First Christmas has come and gone in the Baird household.

Wiat, you say, first Christmas?

Well, yeah, we celebrate both Christmases here: the Catholic and the Orthodox. It's not that my wife is particularly religious (she isn't). It's not that I am either (I am definitely not). But it sets our family apart from others and yet still allows us to participate in what everybody else is doing at the same time.

Yes, we also celebrate the New Year and the Old New Year. Schmatree, it's just plain fun.

My daughter made out like a bandit, just as you'd expect. Anything fromthe traditional stuffed animals and wooden blocks to more nouveau electronic teaching toys. She did rather well. My wife also did well with DVDs, clothing via Victoria's Secret and a piece of jewelry. I did pretty well. My wife's campaign to completely recloth me continues. My polo shirts continue a vigorous rearguard action though.

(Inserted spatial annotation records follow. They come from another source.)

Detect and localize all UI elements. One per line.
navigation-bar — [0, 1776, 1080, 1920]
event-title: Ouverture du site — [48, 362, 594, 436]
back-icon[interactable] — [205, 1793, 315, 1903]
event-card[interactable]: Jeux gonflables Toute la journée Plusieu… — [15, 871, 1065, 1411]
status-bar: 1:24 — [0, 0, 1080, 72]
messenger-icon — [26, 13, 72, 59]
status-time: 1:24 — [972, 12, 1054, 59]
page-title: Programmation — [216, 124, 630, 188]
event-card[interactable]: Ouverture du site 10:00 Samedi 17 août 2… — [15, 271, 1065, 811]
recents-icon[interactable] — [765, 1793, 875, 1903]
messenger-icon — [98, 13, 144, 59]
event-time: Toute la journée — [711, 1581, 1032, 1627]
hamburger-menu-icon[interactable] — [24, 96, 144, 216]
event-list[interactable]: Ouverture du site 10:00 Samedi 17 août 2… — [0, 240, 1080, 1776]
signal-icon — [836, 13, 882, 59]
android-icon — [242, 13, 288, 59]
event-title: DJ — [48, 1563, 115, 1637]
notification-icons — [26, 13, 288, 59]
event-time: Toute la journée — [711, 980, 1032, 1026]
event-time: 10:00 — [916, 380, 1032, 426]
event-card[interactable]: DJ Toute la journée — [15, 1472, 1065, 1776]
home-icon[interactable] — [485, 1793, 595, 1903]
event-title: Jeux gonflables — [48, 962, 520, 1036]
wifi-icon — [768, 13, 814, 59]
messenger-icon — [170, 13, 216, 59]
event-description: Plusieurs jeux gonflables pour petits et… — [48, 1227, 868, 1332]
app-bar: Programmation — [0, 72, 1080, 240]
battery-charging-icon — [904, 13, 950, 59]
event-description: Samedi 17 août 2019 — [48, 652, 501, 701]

The most fun, after watching my wife and daughter open their gifts, was the cooking!

I baked three pumpkin pies (from scratch) and a rhubarb pie. I also made some homemade fudge. On Christmas Day I cooked a goose and also whipped up some habenero spiced black tiger shrimp. My wife made three traditional salads (one with meat and beans; another with pickles, peas and potatoes; another one is made of beets and nuts and liberal amounts of garlic). My wife also made akroshka with buttermilk, cucumbers, and carbonated water (yup, you read that right!). Most importantly though, on Christmas Eve, Lyuda made borscht.

Growing up, my mother made - on every Christmas Eve - New England Clam Chowder. It was good. It grew into a tradition. It seems to be a family tradition for each of my siblings. My brother's family makes chowder. My two sisters apparently make chowder. We, the Bairds of Emeryville, make borscht. Obviously, this is because my wife is a Ukrainian immigrant, right? Well, yes...and no. I wanted to continue the tradition of soup on Christmas Eve: that's an important one, but I wanted to make my family branch a little unique. I don't mind us being a Baird tree, just I'd like to speciate a bit. My wife concured.

So she made borscht.

It was good. No, that's unfair. It was amazingly good. Cooked with love and spiced with the holiday. And, oh, it's not Russian borscht. It's Eastern Ukrainian Borscht. It isn't sweet is fat, fat, fat because the carrots, beets, and onions are fried in lard prior to being added to the soup. mmm. I'm glad it's all but gone and it's a pain to make. I'd prolly die happy of a heart attack from it.

My daughter tried it, btw, and LOVED it. The title of the post comes from one of the two favorite food quotes from this holiday. This one was my wife talking to me about stains and the dangers of not putting a bib on Avrora when she's eating soups and drippy things. Stains come and go, but borscht is forever.

The other quote is for another time. and another post.